Derek Jeter era un interbase della Hall of Fame, fino in fondo


Jeter e Larkin avrebbero potuto essere compagni di squadra. I Reds detenevano la quinta scelta assoluta nel draft 1992 e dopo che quattro squadre – Houston, Cleveland, Montreal e Baltimora – passarono per Jeter, alcuni nella stanza del draft del Riverfront Stadium pensavano di prendere Jeter, una stella della Kalamazoo Central High School nel Michigan.

Un top scout, Gene Bennett, era stato determinante nel draftare dilettanti del Midwest come Larkin, Paul O’Neill e Chris Sabo, un gruppo che aiutò i Reds a vincere le World Series del 1990. Bennett voleva fortemente Jeter, ma il direttore dello scouting, Julian Mock, prese invece un esterno del college di nome Chad Mottola.

“La posizione di Julian Mock nella stanza, e non lo dimenticherò mai, ha detto: ‘Mottola ha la possibilità di essere un ragazzo da 40 home run, ha un braccio fantastico e abbiamo già Larkin”, ha detto Jim Bowden , che era allora il direttore dello sviluppo dei giocatori dei Reds.
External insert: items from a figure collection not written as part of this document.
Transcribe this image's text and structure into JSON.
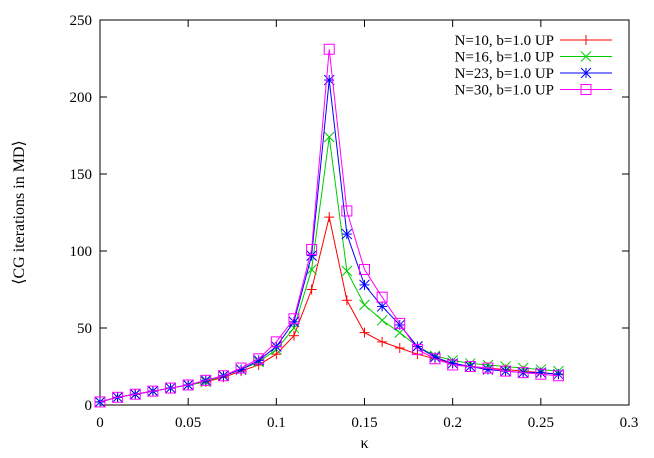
{
  "chart_data": {
    "type": "line",
    "title": "",
    "xlabel": "κ",
    "ylabel": "⟨CG iterations in MD⟩",
    "xlim": [
      0,
      0.3
    ],
    "ylim": [
      0,
      250
    ],
    "xticks": [
      {
        "value": 0,
        "label": "0"
      },
      {
        "value": 0.05,
        "label": "0.05"
      },
      {
        "value": 0.1,
        "label": "0.1"
      },
      {
        "value": 0.15,
        "label": "0.15"
      },
      {
        "value": 0.2,
        "label": "0.2"
      },
      {
        "value": 0.25,
        "label": "0.25"
      },
      {
        "value": 0.3,
        "label": "0.3"
      }
    ],
    "yticks": [
      {
        "value": 0,
        "label": "0"
      },
      {
        "value": 50,
        "label": "50"
      },
      {
        "value": 100,
        "label": "100"
      },
      {
        "value": 150,
        "label": "150"
      },
      {
        "value": 200,
        "label": "200"
      },
      {
        "value": 250,
        "label": "250"
      }
    ],
    "legend_position": "top-right",
    "x": [
      0,
      0.01,
      0.02,
      0.03,
      0.04,
      0.05,
      0.06,
      0.07,
      0.08,
      0.09,
      0.1,
      0.11,
      0.12,
      0.13,
      0.14,
      0.15,
      0.16,
      0.17,
      0.18,
      0.19,
      0.2,
      0.21,
      0.22,
      0.23,
      0.24,
      0.25,
      0.26
    ],
    "series": [
      {
        "name": "N=10, b=1.0 UP",
        "color": "#ff0000",
        "marker": "plus",
        "values": [
          2,
          5,
          7,
          9,
          11,
          13,
          15,
          18,
          22,
          26,
          33,
          45,
          75,
          122,
          68,
          47,
          41,
          37,
          33,
          30,
          27,
          25,
          24,
          23,
          22,
          21,
          20
        ]
      },
      {
        "name": "N=16, b=1.0 UP",
        "color": "#00cc00",
        "marker": "cross",
        "values": [
          2,
          5,
          7,
          9,
          11,
          13,
          15,
          19,
          23,
          28,
          36,
          50,
          88,
          174,
          87,
          65,
          55,
          47,
          38,
          32,
          29,
          27,
          26,
          25,
          24,
          23,
          22
        ]
      },
      {
        "name": "N=23, b=1.0 UP",
        "color": "#0000ff",
        "marker": "star",
        "values": [
          2,
          5,
          7,
          9,
          11,
          13,
          16,
          19,
          23,
          29,
          38,
          54,
          97,
          211,
          111,
          78,
          64,
          52,
          38,
          31,
          27,
          25,
          23,
          22,
          21,
          21,
          20
        ]
      },
      {
        "name": "N=30, b=1.0 UP",
        "color": "#ff00ff",
        "marker": "square",
        "values": [
          2,
          5,
          7,
          9,
          11,
          13,
          16,
          19,
          24,
          30,
          41,
          56,
          101,
          231,
          126,
          88,
          70,
          53,
          36,
          30,
          26,
          25,
          24,
          22,
          21,
          20,
          19
        ]
      }
    ]
  }
}
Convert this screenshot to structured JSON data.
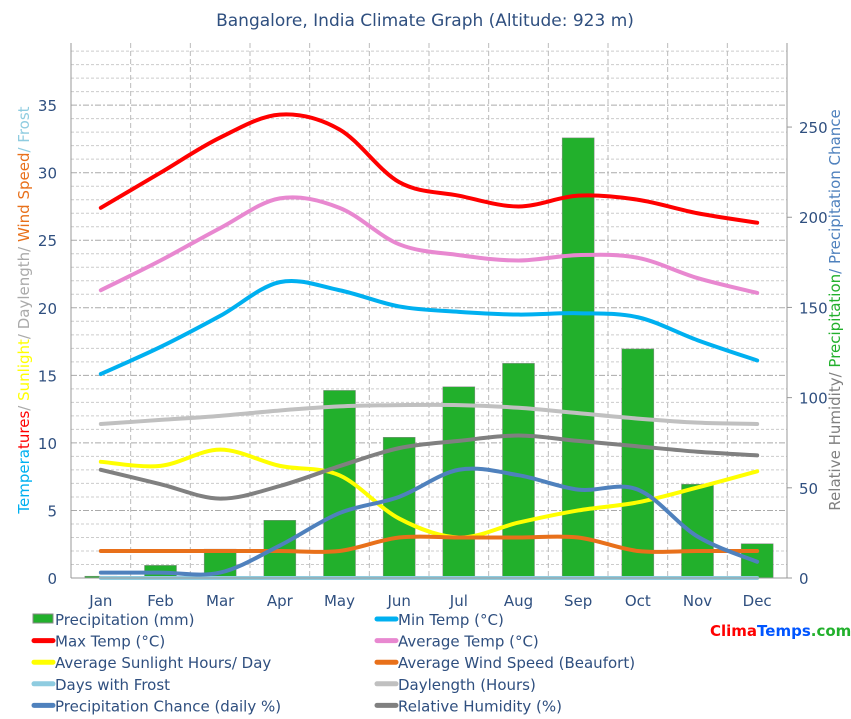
{
  "chart_data": {
    "type": "bar+line",
    "title": "Bangalore, India Climate Graph (Altitude: 923 m)",
    "left_axis_label_parts": [
      {
        "text": "Tempera",
        "color": "#00b0f0"
      },
      {
        "text": "tures",
        "color": "#ff0000"
      },
      {
        "text": "/ ",
        "color": "#aaaaaa"
      },
      {
        "text": "Sunlight",
        "color": "#ffff00"
      },
      {
        "text": "/ Daylength/ ",
        "color": "#aaaaaa"
      },
      {
        "text": "Wind Speed",
        "color": "#e8701a"
      },
      {
        "text": "/ Frost",
        "color": "#8fcce0"
      }
    ],
    "right_axis_label_parts": [
      {
        "text": "Relative Humidity/ ",
        "color": "#808080"
      },
      {
        "text": "Precipitation",
        "color": "#22b02c"
      },
      {
        "text": "/ Precipitation Chance",
        "color": "#4f81bd"
      }
    ],
    "categories": [
      "Jan",
      "Feb",
      "Mar",
      "Apr",
      "May",
      "Jun",
      "Jul",
      "Aug",
      "Sep",
      "Oct",
      "Nov",
      "Dec"
    ],
    "left_ylim": [
      0,
      39.6
    ],
    "left_ticks": [
      0,
      5,
      10,
      15,
      20,
      25,
      30,
      35
    ],
    "right_ylim": [
      0,
      296.6
    ],
    "right_ticks": [
      0,
      50,
      100,
      150,
      200,
      250
    ],
    "grid": true,
    "legend_placement": "bottom",
    "series": [
      {
        "name": "Precipitation (mm)",
        "type": "bar",
        "axis": "right",
        "color": "#22b02c",
        "values": [
          1,
          7,
          16,
          32,
          104,
          78,
          106,
          119,
          244,
          127,
          52,
          19
        ]
      },
      {
        "name": "Min Temp (°C)",
        "type": "line",
        "axis": "left",
        "color": "#00b0f0",
        "values": [
          15.1,
          17.1,
          19.4,
          21.9,
          21.3,
          20.1,
          19.7,
          19.5,
          19.6,
          19.3,
          17.6,
          16.1
        ]
      },
      {
        "name": "Max Temp (°C)",
        "type": "line",
        "axis": "left",
        "color": "#ff0000",
        "values": [
          27.4,
          30.0,
          32.6,
          34.3,
          33.2,
          29.3,
          28.3,
          27.5,
          28.3,
          28.0,
          27.0,
          26.3
        ]
      },
      {
        "name": "Average Temp (°C)",
        "type": "line",
        "axis": "left",
        "color": "#e888d0",
        "values": [
          21.3,
          23.5,
          25.9,
          28.1,
          27.4,
          24.7,
          23.9,
          23.5,
          23.9,
          23.7,
          22.2,
          21.1
        ]
      },
      {
        "name": "Average Sunlight Hours/ Day",
        "type": "line",
        "axis": "left",
        "color": "#ffff00",
        "values": [
          8.6,
          8.3,
          9.5,
          8.3,
          7.6,
          4.4,
          3.0,
          4.1,
          5.0,
          5.6,
          6.7,
          7.9
        ]
      },
      {
        "name": "Average Wind Speed (Beaufort)",
        "type": "line",
        "axis": "left",
        "color": "#e8701a",
        "values": [
          2,
          2,
          2,
          2,
          2,
          3,
          3,
          3,
          3,
          2,
          2,
          2
        ]
      },
      {
        "name": "Days with Frost",
        "type": "line",
        "axis": "left",
        "color": "#8fcce0",
        "values": [
          0,
          0,
          0,
          0,
          0,
          0,
          0,
          0,
          0,
          0,
          0,
          0
        ]
      },
      {
        "name": "Daylength (Hours)",
        "type": "line",
        "axis": "left",
        "color": "#c0c0c0",
        "values": [
          11.4,
          11.7,
          12.0,
          12.4,
          12.7,
          12.8,
          12.8,
          12.6,
          12.2,
          11.8,
          11.5,
          11.4
        ]
      },
      {
        "name": "Precipitation Chance (daily %)",
        "type": "line",
        "axis": "right",
        "color": "#4f81bd",
        "values": [
          3,
          3,
          3,
          18,
          36,
          45,
          60,
          57,
          49,
          49,
          23,
          9
        ]
      },
      {
        "name": "Relative Humidity (%)",
        "type": "line",
        "axis": "right",
        "color": "#808080",
        "values": [
          60,
          52,
          44,
          51,
          62,
          72,
          76,
          79,
          76,
          73,
          70,
          68
        ]
      }
    ]
  },
  "logo": {
    "part1": "Clima",
    "part2": "Temps",
    "part3": ".com",
    "color1": "#ff0000",
    "color2": "#0055ff",
    "color3": "#22b02c"
  }
}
“Larry Barton Jr. – un altro dei Reds più anziani che sono stati lì per sempre – si è alzato e ha detto: ‘Cosa pensi che abbiamo fatto con Eric Davis? Anche Eric Davis era un interbase e lo abbiamo messo al centro del campo.’ E Gene Bennett ha detto: ‘Esatto, potremmo spostare Jeter al centro o potresti far giocare Jeter come interbase e Larkin giocare al centro. Ma c’è abbastanza centro del diamante per tutti. Non lasciare che sia questo il motivo.’”

È stato un errore monumentale per i Reds, che stanno ancora aspettando il loro prossimo pennant. Riceverebbero solo 17 valide da Mottola, che ha battuto .200 in una breve carriera ed è ora l’allenatore delle battute per i Tampa Bay Rays. Jeter, nel frattempo, raccolse 3.465 valide per gli Yankees, batté .310 e fece 2.660 partenze allo shortstop, il numero più alto nella storia del baseball.